Advent is the season when we proclaim the surprising news that the future is not closed, that there is a way out of the quagmire, that earth’s great grief can yet be healed. The Christian Year opens on a world and a people whose prospects are bleak. Before we can sing of hope, peace, joy and love we first name the terrible cycles of despair, conflict, grief and hatred that hold us captive. Jumping too quickly and easily to the promises of God can weaken their power, reducing them to greeting card clichés. If grace is to be named and known as amazing it must surely come in response to the honest, hard truth about the troubles that confront the soul, the neighbourhood and the planet.

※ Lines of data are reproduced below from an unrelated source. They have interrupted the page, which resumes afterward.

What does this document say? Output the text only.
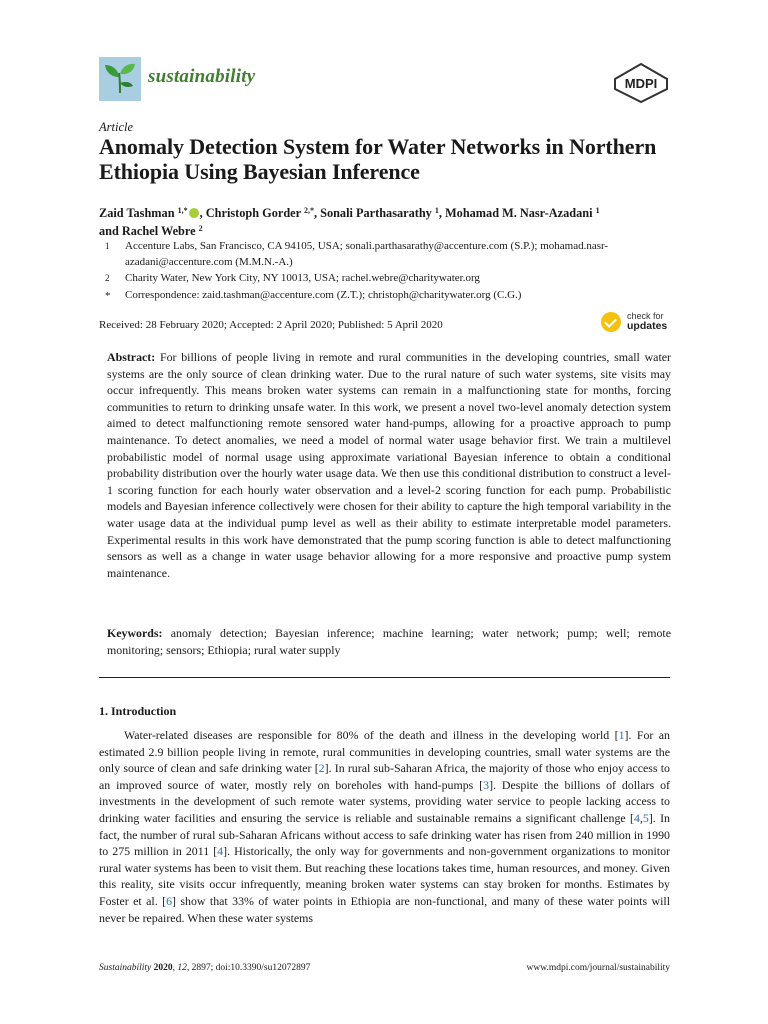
sustainability	MDPI
Article
Anomaly Detection System for Water Networks in Northern Ethiopia Using Bayesian Inference
Zaid Tashman $^{1,*}$ , Christoph Gorder $^{2,*}$, Sonali Parthasarathy $^1$, Mohamad M. Nasr-Azadani $^1$
and Rachel Webre $^2$
1 Accenture Labs, San Francisco, CA 94105, USA; sonali.parthasarathy@accenture.com (S.P.); mohamad.nasr-azadani@accenture.com (M.M.N.-A.)
2 Charity Water, New York City, NY 10013, USA; rachel.webre@charitywater.org
* Correspondence: zaid.tashman@accenture.com (Z.T.); christoph@charitywater.org (C.G.)
Received: 28 February 2020; Accepted: 2 April 2020; Published: 5 April 2020
check for
updates
Abstract: For billions of people living in remote and rural communities in the developing countries, small water systems are the only source of clean drinking water. Due to the rural nature of such water systems, site visits may occur infrequently. This means broken water systems can remain in a malfunctioning state for months, forcing communities to return to drinking unsafe water. In this work, we present a novel two-level anomaly detection system aimed to detect malfunctioning remote sensored water hand-pumps, allowing for a proactive approach to pump maintenance. To detect anomalies, we need a model of normal water usage behavior first. We train a multilevel probabilistic model of normal usage using approximate variational Bayesian inference to obtain a conditional probability distribution over the hourly water usage data. We then use this conditional distribution to construct a level-1 scoring function for each hourly water observation and a level-2 scoring function for each pump. Probabilistic models and Bayesian inference collectively were chosen for their ability to capture the high temporal variability in the water usage data at the individual pump level as well as their ability to estimate interpretable model parameters. Experimental results in this work have demonstrated that the pump scoring function is able to detect malfunctioning sensors as well as a change in water usage behavior allowing for a more responsive and proactive pump system maintenance.
Keywords: anomaly detection; Bayesian inference; machine learning; water network; pump; well; remote monitoring; sensors; Ethiopia; rural water supply
1. Introduction
Water-related diseases are responsible for 80% of the death and illness in the developing world [1]. For an estimated 2.9 billion people living in remote, rural communities in developing countries, small water systems are the only source of clean and safe drinking water [2]. In rural sub-Saharan Africa, the majority of those who enjoy access to an improved source of water, mostly rely on boreholes with hand-pumps [3]. Despite the billions of dollars of investments in the development of such remote water systems, providing water service to people lacking access to drinking water facilities and ensuring the service is reliable and sustainable remains a significant challenge [4,5]. In fact, the number of rural sub-Saharan Africans without access to safe drinking water has risen from 240 million in 1990 to 275 million in 2011 [4]. Historically, the only way for governments and non-government organizations to monitor rural water systems has been to visit them. But reaching these locations takes time, human resources, and money. Given this reality, site visits occur infrequently, meaning broken water systems can stay broken for months. Estimates by Foster et al. [6] show that 33% of water points in Ethiopia are non-functional, and many of these water points will never be repaired. When these water systems
Sustainability 2020, 12, 2897; doi:10.3390/su12072897	www.mdpi.com/journal/sustainability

Advent mirrors the weekly liturgical turn from the Prayer of Confession to the Declaration of Grace. This is intended to be a dramatic turning point in the liturgy in which our longing prayer for the heavens to be torn open is answered with the astounding news of God’s in-breaking kingdom come. Often the Prayer of Confession is either abandoned as too depressing or tritely rehearses a maudlin litany of misdemeanors. Yet a powerful communal prayer that poetically and truthfully names the deep trouble that we are in – the sin that warps even our best intentions – can set the stage for an equally powerful and daring declaration of the power of God to make new.
At University Hill Congregation the Prayer of Confession is offered on behalf of the congregation by a lay worship elder. With the congregation standing following a hymn of praise and prayer of approach the worship elder confesses the truth about us – that we are caught up in the vast web of brokenness caused by the power of sin and, as a result, that we long for God’s merciful intervention in our lives and in the world’s life. Then, out of its silent confession the congregation sings its longing: “Kyrie Eleison” – “Christ, have mercy.” The sung “Kyrie” changes with the Christian seasons so that, with frequent repetition, children and newcomers learn the refrain of our common longing for God.

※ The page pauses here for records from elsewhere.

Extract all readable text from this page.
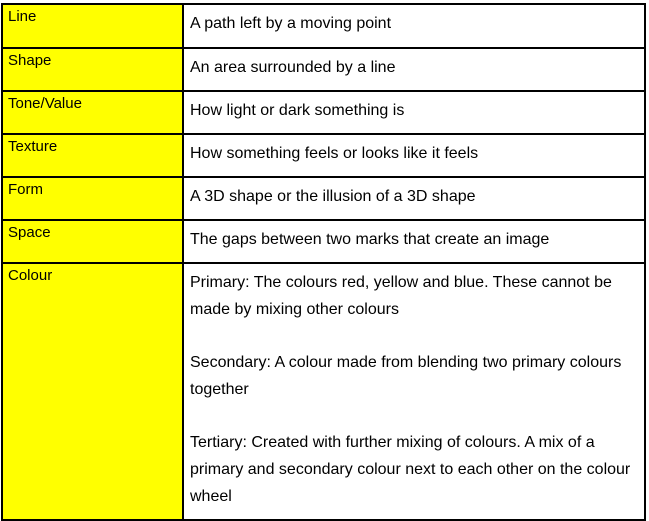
Line	A path left by a moving point
Shape	An area surrounded by a line
Tone/Value	How light or dark something is
Texture	How something feels or looks like it feels
Form	A 3D shape or the illusion of a 3D shape
Space	The gaps between two marks that create an image
Colour	Primary: The colours red, yellow and blue. These cannot be made by mixing other colours
Secondary: A colour made from blending two primary colours together
Tertiary: Created with further mixing of colours. A mix of a primary and secondary colour next to each other on the colour wheel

Now the presider steps forward to proclaim the gospel of God’s gracious intervention in our lives and world. This task often falls to me and, in the past, I often felt that my texted announcement fell short of the wonder, power and challenge of the gospel. It led me to drop my pre-scripted words and to improvise the Declaration of Grace. Like a jazz musician improvising on a score I testify to the incredible news that it is in facing and naming the places of our deepest trouble that we meet Jesus already present healing, redeeming and reconciling as a sign of God’s intention for all of Creation. In response the congregation bursts into doxology, singing a jubilant “Hallelujah.”
For all who despair at the depth and breadth of the troubles bedeviling the world and who are prepared to confess it, the advent of God's coming in Jesus Christ is an open and daring invitation. It is an invitation to enter a future in which the once closed heavens have been torn open and God’s life-giving grace has been set loose to make new. Hallelujah, indeed.